Performance using the GPU is worse than using the CPU. I have an RTX 4070, running Windows 11 Pro. The latest OS- and NVidia driver updates are installed.

I expected higher throughput when using the GPU, but I could be wrong. What performance can I expect, CPU vs GPU?

For example, the classification test took 130ms on the CPU and 572ms on the GPU. Do you know if this is expected?

I added a couple of lines to measure compute time:

var stopWatch=new Stopwatch();
stopWatch.Start();
List<Classification> results = yolo.RunClassification(image, 3); // Get top 5 classifications. Default = 1
stopWatch.Stop();
Console.WriteLine("Elapsed time: "+stopWatch.ElapsedMilliseconds);

Thanks for your input. If this follow-up question doesn't fit the topic, please forgive me and I will try to file my question somewhere else.

NickSwardh commented 4 months ago

This is normal behavior when running the very first inferences on the GPU. During startup, the CPU has to prepare and prime the GPU by copying the inputs, which, in turn, increases the execution time. When you run additional inferences after the first, things appear to go fast as expected.

Quote from the ONNX runtime Docs about CPU vs GPU execution

When working with non-CPU execution providers, it’s most efficient to have inputs (and/or outputs) arranged on the target device (abstracted by the execution provider used) prior to executing the graph (calling Run()). When the input is not copied to the target device, ORT copies it from the CPU as part of the Run() call. Similarly, if the output is not pre-allocated on the device, ORT assumes that the output is requested on the CPU and copies it from the device as the last step of the Run() call. This eats into the execution time of the graph, misleading users into thinking ORT is slow when the majority of the time is spent in these copies.

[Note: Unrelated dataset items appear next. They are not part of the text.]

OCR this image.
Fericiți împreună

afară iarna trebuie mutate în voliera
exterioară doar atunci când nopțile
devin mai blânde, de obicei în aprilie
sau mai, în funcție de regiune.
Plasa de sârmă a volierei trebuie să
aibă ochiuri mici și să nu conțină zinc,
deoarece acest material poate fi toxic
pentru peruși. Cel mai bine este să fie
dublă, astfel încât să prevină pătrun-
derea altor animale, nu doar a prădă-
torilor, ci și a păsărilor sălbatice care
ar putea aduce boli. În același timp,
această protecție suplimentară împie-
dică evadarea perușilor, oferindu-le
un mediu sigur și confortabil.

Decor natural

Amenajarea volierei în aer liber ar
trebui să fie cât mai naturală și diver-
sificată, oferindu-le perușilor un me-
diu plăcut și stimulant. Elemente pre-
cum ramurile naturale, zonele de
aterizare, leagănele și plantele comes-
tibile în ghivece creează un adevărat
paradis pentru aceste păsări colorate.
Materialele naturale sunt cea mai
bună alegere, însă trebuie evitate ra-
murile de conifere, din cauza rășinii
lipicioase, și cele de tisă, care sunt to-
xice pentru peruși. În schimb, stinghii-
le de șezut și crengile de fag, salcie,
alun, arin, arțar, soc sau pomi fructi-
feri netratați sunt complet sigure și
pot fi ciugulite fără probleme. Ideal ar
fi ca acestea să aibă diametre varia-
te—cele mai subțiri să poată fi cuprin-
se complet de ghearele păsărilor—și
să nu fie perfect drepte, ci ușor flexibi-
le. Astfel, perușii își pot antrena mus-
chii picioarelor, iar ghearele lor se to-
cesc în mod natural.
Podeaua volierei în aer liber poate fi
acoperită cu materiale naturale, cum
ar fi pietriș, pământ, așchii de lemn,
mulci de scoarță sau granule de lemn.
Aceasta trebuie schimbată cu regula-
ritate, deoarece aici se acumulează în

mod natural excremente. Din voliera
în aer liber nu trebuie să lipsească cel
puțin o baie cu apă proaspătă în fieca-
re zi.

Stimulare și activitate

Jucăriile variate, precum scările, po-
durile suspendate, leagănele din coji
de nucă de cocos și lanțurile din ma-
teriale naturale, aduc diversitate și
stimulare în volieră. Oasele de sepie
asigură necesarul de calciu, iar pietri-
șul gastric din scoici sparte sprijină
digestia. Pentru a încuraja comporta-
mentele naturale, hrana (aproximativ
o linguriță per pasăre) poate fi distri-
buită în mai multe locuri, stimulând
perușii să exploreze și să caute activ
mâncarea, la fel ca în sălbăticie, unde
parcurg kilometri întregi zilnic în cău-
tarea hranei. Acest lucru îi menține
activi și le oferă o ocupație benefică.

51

As the docs also states, this can be addressed by allocating memory to the GPU prior to execution.

I'm currently adding a new option to YoloDotNet to prime the GPU with allocated memory before execution. In my own tests with my RTX 3060, I get these approx results for the first inference:

Classification, ex:

CPU: 66ms GPU without allocated GPU memory: 541ms GPU: with allocated GPU memory: 13ms

Object Detection, ex:

CPU: 245ms GPU without allocated GPU memory: 4715ms GPU: with allocated GPU memory: 60ms

niclasastrom commented 4 months ago

Wow! That's impressive! Thanks for the explanation. I will certainly download the new version as soon as it becomes available.